On the other hand, which would have been the requisite course of action in the present situation? Adopting a resolution, the seemingly strongest measure the UN can resort to, could hardly make a difference – it can barely make a Government, a country, or a terrorist movement oblige, in default of any sanction in the contrary. In the ever-lasting dispute over the binding force of resolutions, the balance seems to have inclined in favour of those who argue that they have a non-binding nature. At least, this is how resolutions presently appear in the public conscience.
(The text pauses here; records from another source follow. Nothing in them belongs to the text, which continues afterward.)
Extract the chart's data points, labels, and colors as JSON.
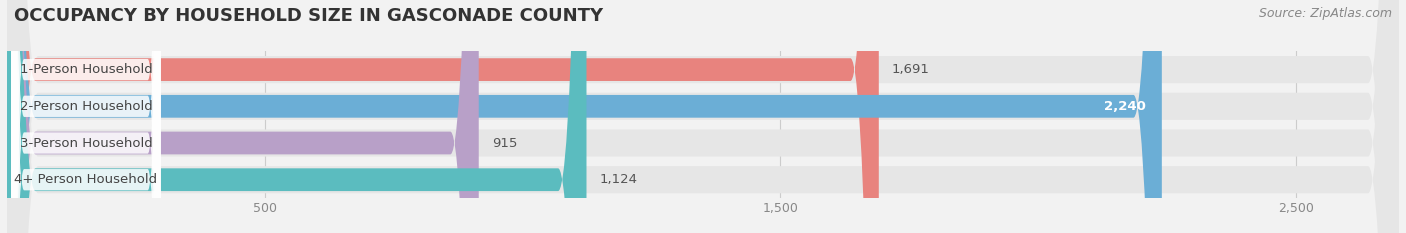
{
  "title": "OCCUPANCY BY HOUSEHOLD SIZE IN GASCONADE COUNTY",
  "source": "Source: ZipAtlas.com",
  "categories": [
    "1-Person Household",
    "2-Person Household",
    "3-Person Household",
    "4+ Person Household"
  ],
  "values": [
    1691,
    2240,
    915,
    1124
  ],
  "bar_colors": [
    "#e8837e",
    "#6baed6",
    "#b8a0c8",
    "#5bbcbf"
  ],
  "label_values": [
    "1,691",
    "2,240",
    "915",
    "1,124"
  ],
  "label_inside": [
    false,
    true,
    false,
    false
  ],
  "xlim_max": 2700,
  "xticks": [
    500,
    1500,
    2500
  ],
  "xtick_labels": [
    "500",
    "1,500",
    "2,500"
  ],
  "bg_color": "#f2f2f2",
  "row_bg_color": "#e6e6e6",
  "title_fontsize": 13,
  "source_fontsize": 9,
  "bar_height": 0.62,
  "value_fontsize": 9.5,
  "category_fontsize": 9.5
}
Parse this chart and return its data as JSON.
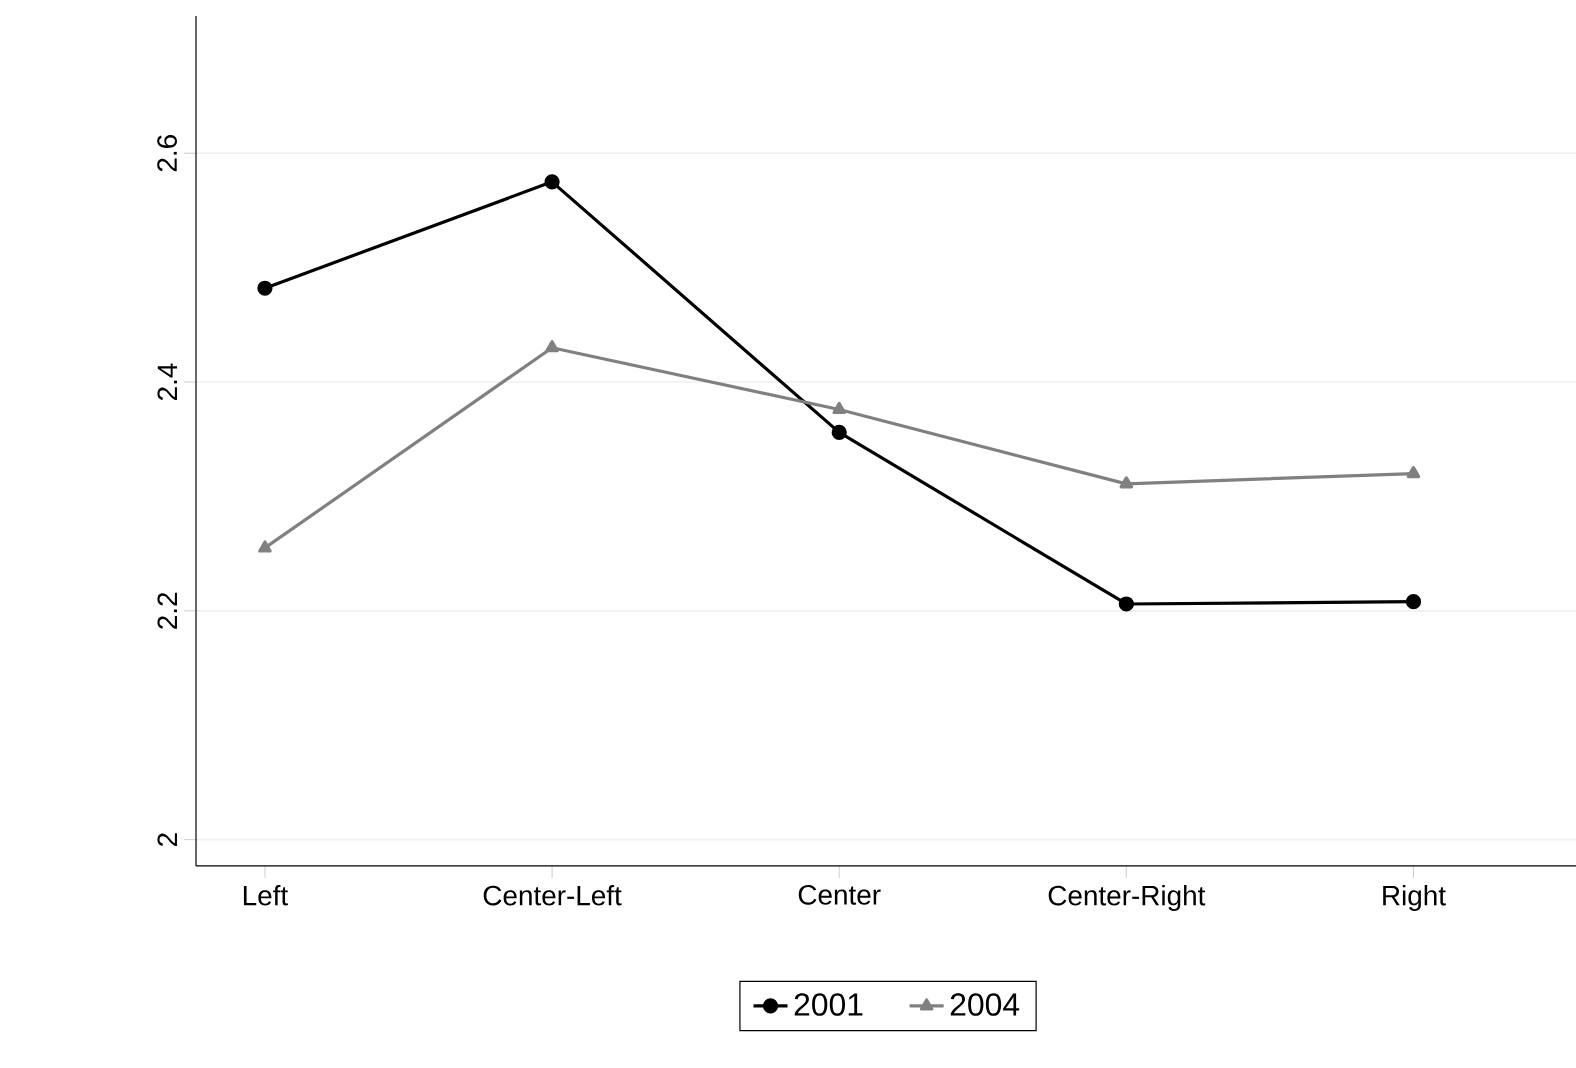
{
  "chart_data": {
    "type": "line",
    "categories": [
      "Left",
      "Center-Left",
      "Center",
      "Center-Right",
      "Right"
    ],
    "series": [
      {
        "name": "2001",
        "color": "#000000",
        "marker": "circle",
        "values": [
          2.482,
          2.575,
          2.356,
          2.206,
          2.208
        ]
      },
      {
        "name": "2004",
        "color": "#808080",
        "marker": "triangle",
        "values": [
          2.255,
          2.43,
          2.376,
          2.311,
          2.32
        ]
      }
    ],
    "ylim": [
      1.977,
      2.72
    ],
    "yticks": [
      2,
      2.2,
      2.4,
      2.6
    ],
    "grid": "y",
    "legend": "bottom",
    "line_style": "solid"
  }
}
To draw a conclusion, perhaps situations of this sort can only come to highlight, once more, the narrow confines of any endeavours to regulate extreme situations with the use of international law. Over sixty years ago, the UN started as a bold political alliance against the Axis, aiming at the termination of the Second World War. Probably, it will never go beyond its intrinsic political nature, and maybe the supreme purported role of safeguarding human rights worldwide is too big a mission to assume even for an organisation of its scale.
This article was written following the author’s participation at the 22nd Regular Session of the United Nation’s Council of Human Rights (February 25, 2013 – March 1, 2013), in her quality of delegate on behalf of the European Law Student’s Association.